We need the alien point of view. We need to see the slaveowner from the point of view of the slave, the majority from the minority, institutions from individuals, the privileged from the dispossessed, the rich from the poor, the well from the sick, the able from the disabled, the bully from the bullied.
This is Spock’s logic. It paid off many times, as in The Voyage Home when it was the non-human science officer who suggested that the alien probe might be trying to contact members of an intelligent but non-human Earth species—the whales.
Spock’s character was enriched in the feature film series. He accepted the importance of feelings in Star Trek: The Motion Picture. By Star Trek: The Undiscovered Country, he was counseling a young Vulcan, “logic is the beginning of wisdom, not the end.” But it always was that, in Spock. This was simply the recognition, that values as well as experience are crucial.

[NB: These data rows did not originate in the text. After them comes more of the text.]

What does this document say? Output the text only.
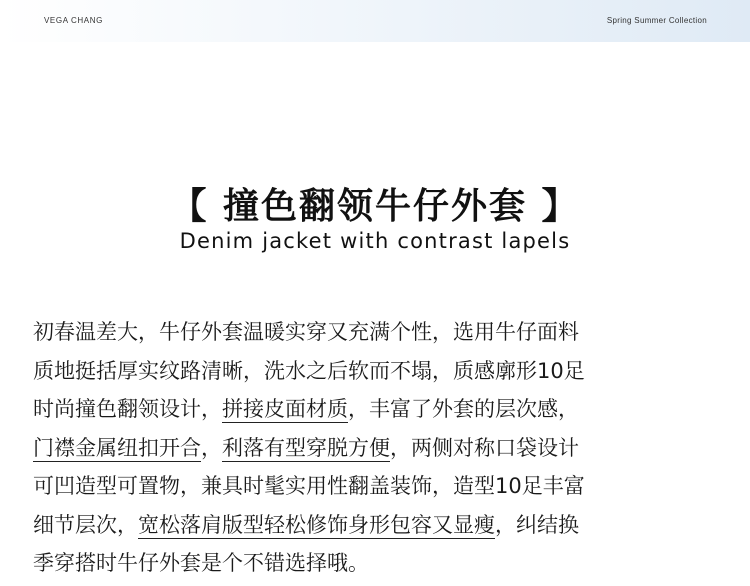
VEGA CHANG	Spring Summer Collection
【 撞色翻领牛仔外套 】
Denim jacket with contrast lapels
初春温差大，牛仔外套温暖实穿又充满个性，选用牛仔面料
质地挺括厚实纹路清晰，洗水之后软而不塌，质感廓形10足
时尚撞色翻领设计，拼接皮面材质，丰富了外套的层次感，
门襟金属纽扣开合，利落有型穿脱方便，两侧对称口袋设计
可凹造型可置物，兼具时髦实用性翻盖装饰，造型10足丰富
细节层次，宽松落肩版型轻松修饰身形包容又显瘦，纠结换
季穿搭时牛仔外套是个不错选择哦。
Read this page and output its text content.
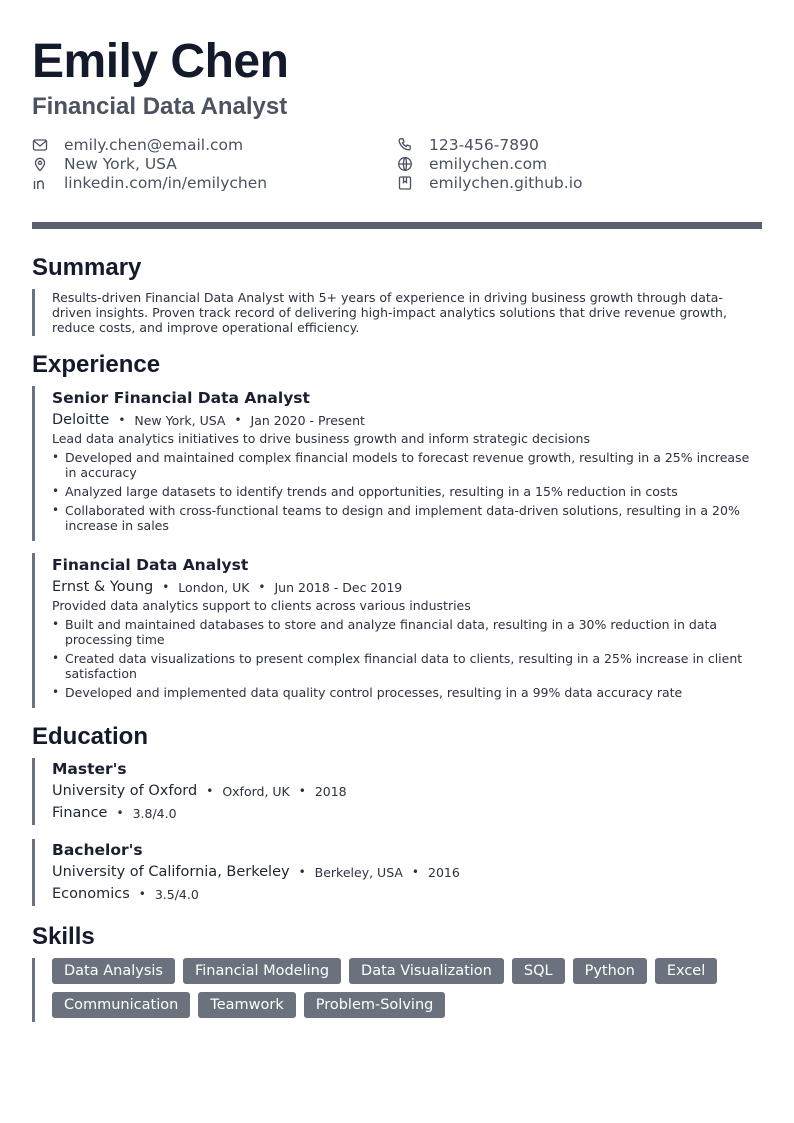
Emily Chen
Financial Data Analyst
emily.chen@email.com	123-456-7890
New York, USA	emilychen.com
linkedin.com/in/emilychen	emilychen.github.io
Summary
Results-driven Financial Data Analyst with 5+ years of experience in driving business growth through data-driven insights. Proven track record of delivering high-impact analytics solutions that drive revenue growth, reduce costs, and improve operational efficiency.
Experience
Senior Financial Data Analyst
Deloitte • New York, USA • Jan 2020 - Present
Lead data analytics initiatives to drive business growth and inform strategic decisions
• Developed and maintained complex financial models to forecast revenue growth, resulting in a 25% increase in accuracy
• Analyzed large datasets to identify trends and opportunities, resulting in a 15% reduction in costs
• Collaborated with cross-functional teams to design and implement data-driven solutions, resulting in a 20% increase in sales
Financial Data Analyst
Ernst & Young • London, UK • Jun 2018 - Dec 2019
Provided data analytics support to clients across various industries
• Built and maintained databases to store and analyze financial data, resulting in a 30% reduction in data processing time
• Created data visualizations to present complex financial data to clients, resulting in a 25% increase in client satisfaction
• Developed and implemented data quality control processes, resulting in a 99% data accuracy rate
Education
Master's
University of Oxford • Oxford, UK • 2018
Finance • 3.8/4.0
Bachelor's
University of California, Berkeley • Berkeley, USA • 2016
Economics • 3.5/4.0
Skills
Data Analysis	Financial Modeling	Data Visualization	SQL	Python	Excel
Communication	Teamwork	Problem-Solving
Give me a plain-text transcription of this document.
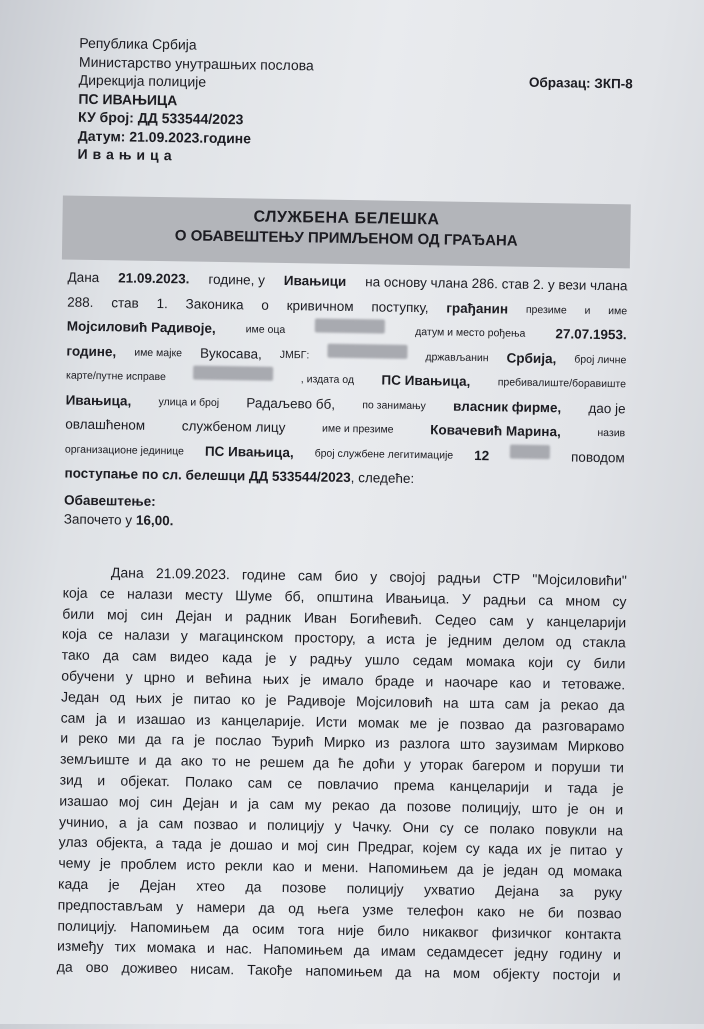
Република Србија
Министарство унутрашњих послова
Дирекција полиције
ПС ИВАЊИЦА
КУ број: ДД 533544/2023
Датум: 21.09.2023.године
Ивањица
Образац: ЗКП-8
СЛУЖБЕНА БЕЛЕШКА
О ОБАВЕШТЕЊУ ПРИМЉЕНОМ ОД ГРАЂАНА
Дана 21.09.2023. године, у Ивањици на основу члана 286. став 2. у вези члана
288. став 1. Законика о кривичном поступку, грађанин презиме и име
Мојсиловић Радивоје,	име оца	датум и место рођења 27.07.1953.
године, име мајке Вукосава, ЈМБГ:	држављанин Србија, број личне
карте/путне исправе	, издата од ПС Ивањица,	пребивалиште/боравиште
Ивањица,	улица и број Радаљево бб,	по занимању власник фирме, дао је
овлашћеном	службеном лицу	име и презиме	Ковачевић Марина,	назив
организационе јединице ПС Ивањица, број службене легитимације 12	поводом
поступање по сл. белешци ДД 533544/2023, следеће:
Обавештење:
Започето у 16,00.
Дана 21.09.2023. године сам био у својој радњи СТР "Мојсиловићи"
која се налази месту Шуме бб, општина Ивањица. У радњи са мном су
били мој син Дејан и радник Иван Богићевић. Седео сам у канцеларији
која се налази у магацинском простору, а иста је једним делом од стакла
тако да сам видео када је у радњу ушло седам момака који су били
обучени у црно и већина њих је имало браде и наочаре као и тетоваже.
Један од њих је питао ко је Радивоје Мојсиловић на шта сам ја рекао да
сам ја и изашао из канцеларије. Исти момак ме је позвао да разговарамо
и реко ми да га је послао Ђурић Мирко из разлога што заузимам Мирково
земљиште и да ако то не решем да ће доћи у уторак багером и поруши ти
зид и објекат. Полако сам се повлачио према канцеларији и тада је
изашао мој син Дејан и ја сам му рекао да позове полицију, што је он и
учинио, а ја сам позвао и полицију у Чачку. Они су се полако повукли на
улаз објекта, а тада је дошао и мој син Предраг, којем су када их је питао у
чему је проблем исто рекли као и мени. Напомињем да је један од момака
када је Дејан хтео да позове полицију ухватио Дејана за руку
предпостављам у намери да од њега узме телефон како не би позвао
полицију. Напомињем да осим тога није било никаквог физичког контакта
између тих момака и нас. Напомињем да имам седамдесет једну годину и
да ово доживео нисам. Такође напомињем да на мом објекту постоји и
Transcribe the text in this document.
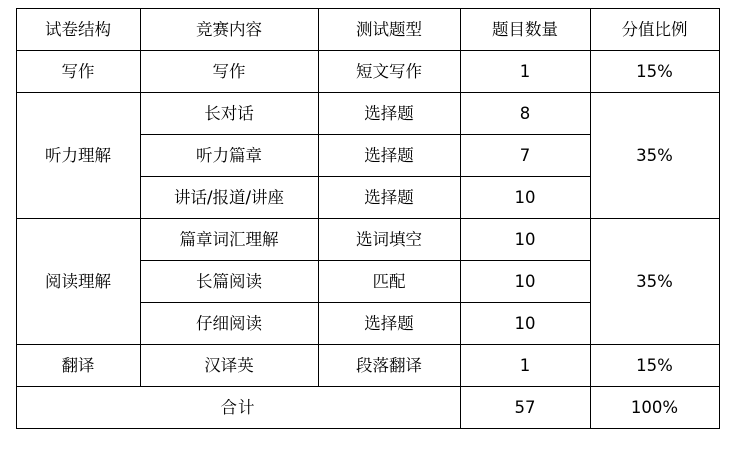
试卷结构	竞赛内容	测试题型	题目数量	分值比例
写作	写作	短文写作	1	15%
听力理解	长对话	选择题	8	35%
	听力篇章	选择题	7	
	讲话/报道/讲座	选择题	10	
阅读理解	篇章词汇理解	选词填空	10	35%
	长篇阅读	匹配	10	
	仔细阅读	选择题	10	
翻译	汉译英	段落翻译	1	15%
合计			57	100%
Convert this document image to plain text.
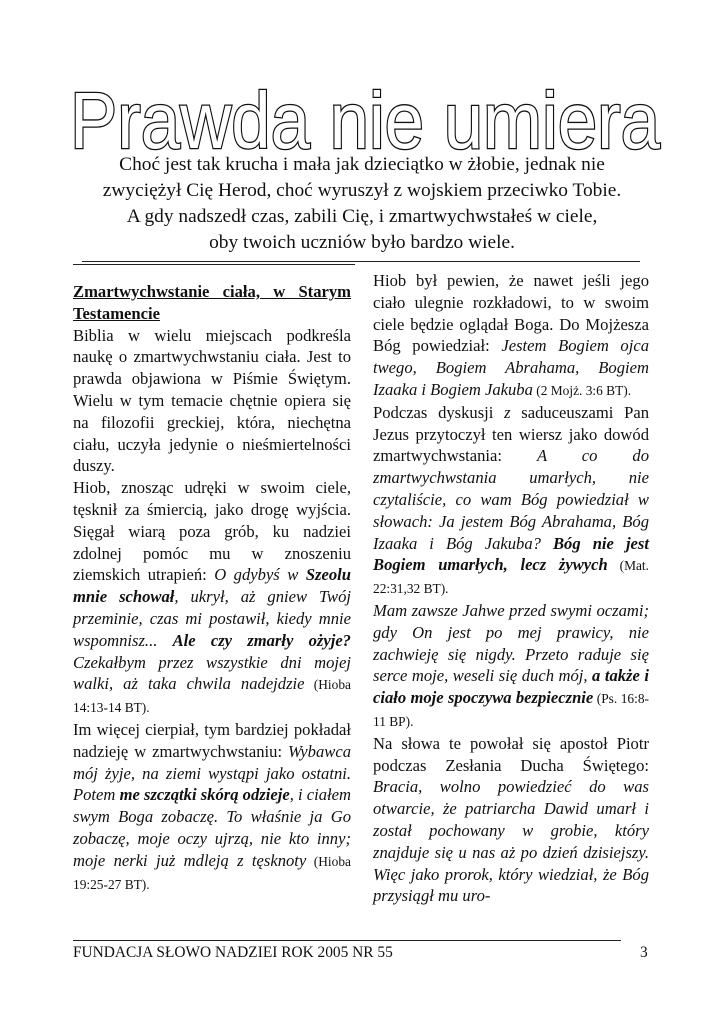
Prawda nie umiera
Choć jest tak krucha i mała jak dzieciątko w żłobie, jednak nie
zwyciężył Cię Herod, choć wyruszył z wojskiem przeciwko Tobie.
A gdy nadszedł czas, zabili Cię, i zmartwychwstałeś w ciele,
oby twoich uczniów było bardzo wiele.

Zmartwychwstanie ciała, w Starym Testamencie

Biblia w wielu miejscach podkreśla naukę o zmartwychwstaniu ciała. Jest to prawda objawiona w Piśmie Świętym. Wielu w tym temacie chętnie opiera się na filozofii greckiej, która, niechętna ciału, uczyła jedynie o nieśmiertelności duszy.

Hiob, znosząc udręki w swoim ciele, tęsknił za śmiercią, jako drogę wyjścia. Sięgał wiarą poza grób, ku nadziei zdolnej pomóc mu w znoszeniu ziemskich utrapień: O gdybyś w Szeolu mnie schował, ukrył, aż gniew Twój przeminie, czas mi postawił, kiedy mnie wspomnisz... Ale czy zmarły ożyje? Czekałbym przez wszystkie dni mojej walki, aż taka chwila nadejdzie (Hioba 14:13-14 BT).

Im więcej cierpiał, tym bardziej pokładał nadzieję w zmartwychwstaniu: Wybawca mój żyje, na ziemi wystąpi jako ostatni. Potem me szczątki skórą odzieje, i ciałem swym Boga zobaczę. To właśnie ja Go zobaczę, moje oczy ujrzą, nie kto inny; moje nerki już mdleją z tęsknoty (Hioba 19:25-27 BT).

Hiob był pewien, że nawet jeśli jego ciało ulegnie rozkładowi, to w swoim ciele będzie oglądał Boga. Do Mojżesza Bóg powiedział: Jestem Bogiem ojca twego, Bogiem Abrahama, Bogiem Izaaka i Bogiem Jakuba (2 Mojż. 3:6 BT).

Podczas dyskusji z saduceuszami Pan Jezus przytoczył ten wiersz jako dowód zmartwychwstania: A co do zmartwychwstania umarłych, nie czytaliście, co wam Bóg powiedział w słowach: Ja jestem Bóg Abrahama, Bóg Izaaka i Bóg Jakuba? Bóg nie jest Bogiem umarłych, lecz żywych (Mat. 22:31,32 BT).

Mam zawsze Jahwe przed swymi oczami; gdy On jest po mej prawicy, nie zachwieję się nigdy. Przeto raduje się serce moje, weseli się duch mój, a także i ciało moje spoczywa bezpiecznie (Ps. 16:8-11 BP).

Na słowa te powołał się apostoł Piotr podczas Zesłania Ducha Świętego: Bracia, wolno powiedzieć do was otwarcie, że patriarcha Dawid umarł i został pochowany w grobie, który znajduje się u nas aż po dzień dzisiejszy. Więc jako prorok, który wiedział, że Bóg przysiągł mu uro-

FUNDACJA SŁOWO NADZIEI ROK 2005 NR 55	3
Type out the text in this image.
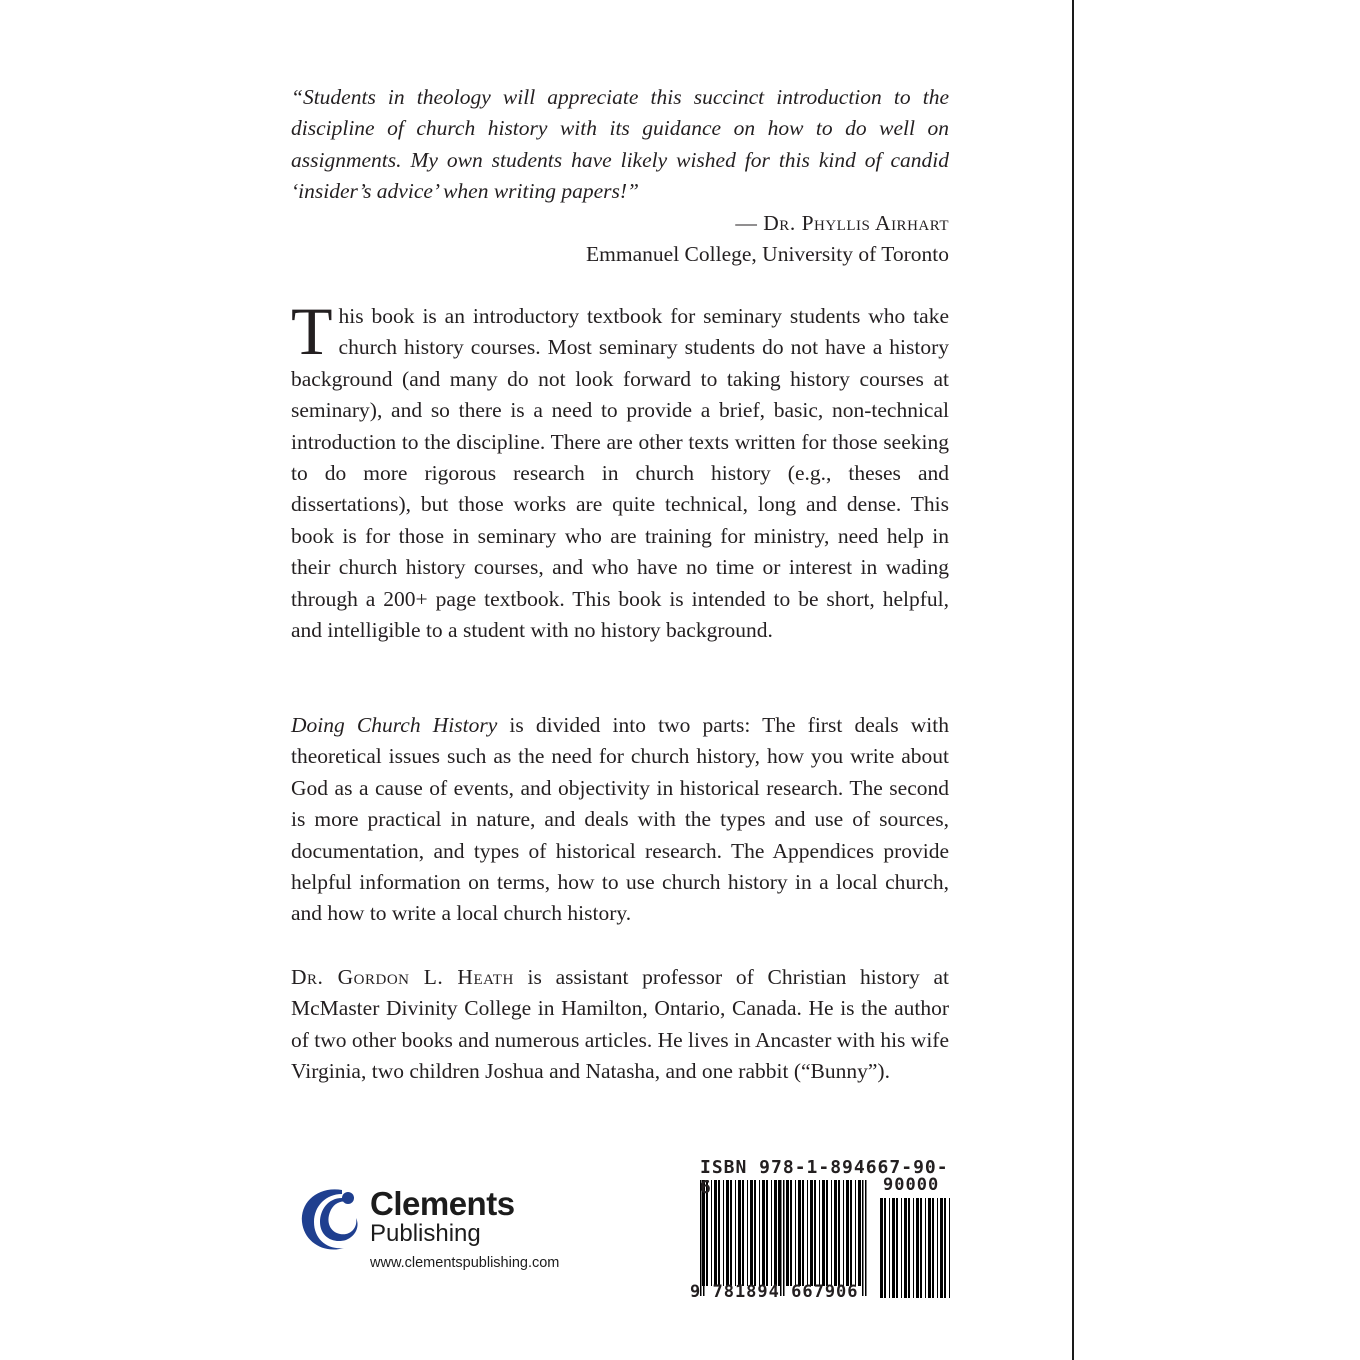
“Students in theology will appreciate this succinct introduction to the discipline of church history with its guidance on how to do well on assignments. My own students have likely wished for this kind of candid ‘insider’s advice’ when writing papers!”

— Dr. Phyllis Airhart
Emmanuel College, University of Toronto

This book is an introductory textbook for seminary students who take church history courses. Most seminary students do not have a history background (and many do not look forward to taking history courses at seminary), and so there is a need to provide a brief, basic, non-technical introduction to the discipline. There are other texts written for those seeking to do more rigorous research in church history (e.g., theses and dissertations), but those works are quite technical, long and dense. This book is for those in seminary who are training for ministry, need help in their church history courses, and who have no time or interest in wading through a 200+ page textbook. This book is intended to be short, helpful, and intelligible to a student with no history background.

Doing Church History is divided into two parts: The first deals with theoretical issues such as the need for church history, how you write about God as a cause of events, and objectivity in historical research. The second is more practical in nature, and deals with the types and use of sources, documentation, and types of historical research. The Appendices provide helpful information on terms, how to use church history in a local church, and how to write a local church history.

Dr. Gordon L. Heath is assistant professor of Christian history at McMaster Divinity College in Hamilton, Ontario, Canada. He is the author of two other books and numerous articles. He lives in Ancaster with his wife Virginia, two children Joshua and Natasha, and one rabbit (“Bunny”).

Clements
Publishing
www.clementspublishing.com
ISBN 978-1-894667-90-6	90000
9 781894 667906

A sense of values therefore informed the Vietnam War reaction, for not only was it illogical on geopolitical and societal terms, in the immense number of human lives it destroyed and deranged, it was tragically and immorally illogical.
There are other appealing aspects of the Spock character Like the alien who came to Earth and became Superman, Spock's differences include powers and abilities beyond those of humans. These make him less vulnerable, but also separate him from humankind--a combination that may appeal on several levels to alienated humans.
A more subtle element, yet probably the most impressive feature of the character was crucial to Spock's importance and popularity. It involves behavior, attitude and presence.
In developing the character of Spock, Leonard Nimoy made a fateful choice. Rather than play Spock as utterly cold and machine-like, he translated the Vulcan retreat from emotion and emotional display into stillness and apparent calm.
Instead of impatience and disdain, he exhibited a courtliness, and a gentle irony (except perhaps when Bones provokes him, when it becomes more biting.) His occasional arrogance was played for comic effect, but he was also self-aware, and took note of the feelings of others, even if he did not feel those emotions himself.
Nimoy combined this sense of logic and objectivity as a calm attentiveness with the curiosity of a scientist, and an open sense of wonder. His key word was, of course, “fascinating.”
Nimoy’s sense of the character and of the Vulcan culture informed Star Trek’s further treatment of that culture. What evolved was a kind of Buddhist culture, complete with meditation. Vulcan was portrayed as an arid planet of plains and mountains, with the vaguely Asiatic trappings of Tibet. And Tibetans actually were a warrior race that made the cultural turn to Buddhist non-violence and a kind of rigorous logic, the same as the Vulcans.
But even in that first season, Nimoy developed the Spock posture in a particular way. His pose on the bridge was not rigid but both formal and relaxed, his hands folded behind his back. Above all, he was centered, exuding self-control. “Lack of emotion is pathological,” Nimoy said. “Restraint is civilized.”
So in all the furor of the 60s, with all the frenzied noise in the lives of young American viewers, there was this example of an anomaly, and yet a role model: the alien as a civilized man. Which made sense, since it seemed a civilized person would be seen as an alien.
The irony of the 23rd century alien—or the 20th century alien—is that he’s a throwback to a 19th or 18th century ideal of civilized behavior: restrained but kind, useful, dignified, ethical, courteous, curious, large-minded and large-souled, open to new ideas and observations, fascinated.
In our culture of vulgar and violent extremes, that might still be pretty alien. And it’s possibly another reason that Spock was an admired role model for many, and still is.